Sunday 11 October 2015

Fair Isle - Part eight

An early start this morning. Up at 5am for the ferry at 6am. It was dark and cold as i stood on the pier while they loaded a car onto the deck.

I reckon I have pretty good sea legs. I was only ever sea sick once and that was in a force ten gale on the southern Atlantic Ocean. But I had been warned that the Good Shepherd can be rough so I was expecting the worst - especially over four hours to Lerwick. As it happened it was fine, when I wasn't below decks dozing I was up in the wheel house or out the back looking at Tysties (Black Guillemots), Fulmars (including some dark ones) and Bonxies.

The bog door on the Good Shepherd - someone has a sense of humour

Sumburgh Head Mainland in the background
We sailed to Lerwick between Mainland and Bressay which afforded nice views of the Iron Age broch.

Broch, Bressay, Shetland
Arriving in Lerwick
At Lerwick I picked up a rental car but got a little lost looking for the local Tesco to buy lunch. I stopped and asked a local for directions who just so happened to be Dennis Coutts, President of the Shetland Bird Club. Dennis was very kind and sent me in the right direction, I was sorry afterwards that I didn't take a bit more time to chat with him.
For the rest of day I birded around Sumburgh Head, Sumburgh Lighthouse, Virkie Willows and the Pool of Virkie. At Sumburgh Hotel I had two YBWs in the garden.

Sumburgh Hotel gardens
At Sumburgh quarry I had a Lesser 'throat and another Lesser 'throat around the lighthouse compound.
By now the early start was catching up on me. I went back to the hotel and had a kip, but it didn't last to long. I was woken by a text from James Lowen "Thick billed Warbler quendale if you still on shetland". Holy cow!!!!
Within ten minutes I was parking up at Quendale mill and ten minutes later I had Thick billed Warbler on my life list. Like everyone else there I had flight views only. A large babbler-like / shrike-like bird, long-tailed, seemingly short winged and quite rufous. The light was almost gone so we all called it a day. Credit must go to James Lowen for texting me, the bird was gone the next morning and if it hadn't been for James's message I'd have missed it.
The next day I birded during the morning around Boddam, Virkie and Levenwick. The weather was beautiful but the only birds of note were two YBWs and a few Willow Warblers. I returned to the hotel and spent the afternoon trying to get some nice shots of YBW in the sycamores of the hotel garden.
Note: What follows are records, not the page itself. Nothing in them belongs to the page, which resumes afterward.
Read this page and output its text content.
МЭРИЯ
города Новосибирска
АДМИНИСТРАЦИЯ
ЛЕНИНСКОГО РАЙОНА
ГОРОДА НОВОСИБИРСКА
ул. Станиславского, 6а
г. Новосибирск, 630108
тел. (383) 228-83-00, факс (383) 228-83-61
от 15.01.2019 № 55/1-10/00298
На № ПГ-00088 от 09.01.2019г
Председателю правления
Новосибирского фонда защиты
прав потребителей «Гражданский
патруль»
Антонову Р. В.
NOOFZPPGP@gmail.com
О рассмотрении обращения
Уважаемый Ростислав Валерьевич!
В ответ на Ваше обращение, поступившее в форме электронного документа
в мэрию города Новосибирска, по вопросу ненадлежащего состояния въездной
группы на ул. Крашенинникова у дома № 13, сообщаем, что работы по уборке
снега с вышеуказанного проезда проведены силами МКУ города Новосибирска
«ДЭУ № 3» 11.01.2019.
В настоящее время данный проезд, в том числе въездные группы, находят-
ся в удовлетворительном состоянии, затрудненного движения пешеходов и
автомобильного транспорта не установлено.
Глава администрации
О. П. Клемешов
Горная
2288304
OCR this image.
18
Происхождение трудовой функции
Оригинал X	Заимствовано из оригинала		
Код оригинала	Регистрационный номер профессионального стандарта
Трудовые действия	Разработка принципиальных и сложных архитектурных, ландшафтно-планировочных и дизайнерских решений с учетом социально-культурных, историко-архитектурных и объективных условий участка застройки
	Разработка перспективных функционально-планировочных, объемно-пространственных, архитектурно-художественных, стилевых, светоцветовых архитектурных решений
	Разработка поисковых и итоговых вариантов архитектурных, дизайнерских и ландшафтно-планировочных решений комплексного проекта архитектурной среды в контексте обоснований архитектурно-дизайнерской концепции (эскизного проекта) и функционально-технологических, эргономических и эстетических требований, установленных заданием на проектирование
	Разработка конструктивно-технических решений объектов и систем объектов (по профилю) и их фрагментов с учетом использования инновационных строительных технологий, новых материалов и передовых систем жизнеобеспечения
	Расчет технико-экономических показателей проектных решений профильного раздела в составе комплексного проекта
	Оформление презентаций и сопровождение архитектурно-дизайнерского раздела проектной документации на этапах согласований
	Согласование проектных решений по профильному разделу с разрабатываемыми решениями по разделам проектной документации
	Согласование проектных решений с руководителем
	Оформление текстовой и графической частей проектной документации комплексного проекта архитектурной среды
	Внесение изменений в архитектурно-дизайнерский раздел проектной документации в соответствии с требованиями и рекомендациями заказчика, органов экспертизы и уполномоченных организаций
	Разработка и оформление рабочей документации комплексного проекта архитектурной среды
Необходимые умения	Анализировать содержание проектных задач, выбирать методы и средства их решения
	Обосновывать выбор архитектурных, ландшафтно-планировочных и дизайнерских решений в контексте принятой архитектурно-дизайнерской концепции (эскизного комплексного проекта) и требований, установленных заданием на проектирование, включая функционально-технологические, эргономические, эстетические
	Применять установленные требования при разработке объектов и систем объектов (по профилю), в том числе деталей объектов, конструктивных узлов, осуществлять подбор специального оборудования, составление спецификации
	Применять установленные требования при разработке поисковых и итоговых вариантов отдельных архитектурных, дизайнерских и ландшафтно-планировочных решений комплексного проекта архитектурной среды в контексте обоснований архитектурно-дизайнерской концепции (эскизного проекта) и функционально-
Yellow-browed Warbler, Sumburgh Hotel Garden
At 5pm I dropped the car back to the airport and flew to Aberdeen where I overnighted. The next day my flight to Norwich was delayed by nine hours but I passed the time in the airport by reading Eric Dempsey's excellent book "don't die in autumn".
So that was Fair Isle for me. Would I go again? Yes, of course, but you pay your money and take your chance. You could score big-time on Fair Isle and see some amazing birds or see very little at all or somewhere in between, which I think is where I was placed. The best birds I had were actually on Mainland (Western Bonelli's Warbler and Thick-billed Warbler). But I was part of an unprecedented arrival of Yellow-browed Warblers, got some great shots of a Blyth's Reed and spent time in a truly awesome part of the world. And the autumn is not over yet - not by a long way!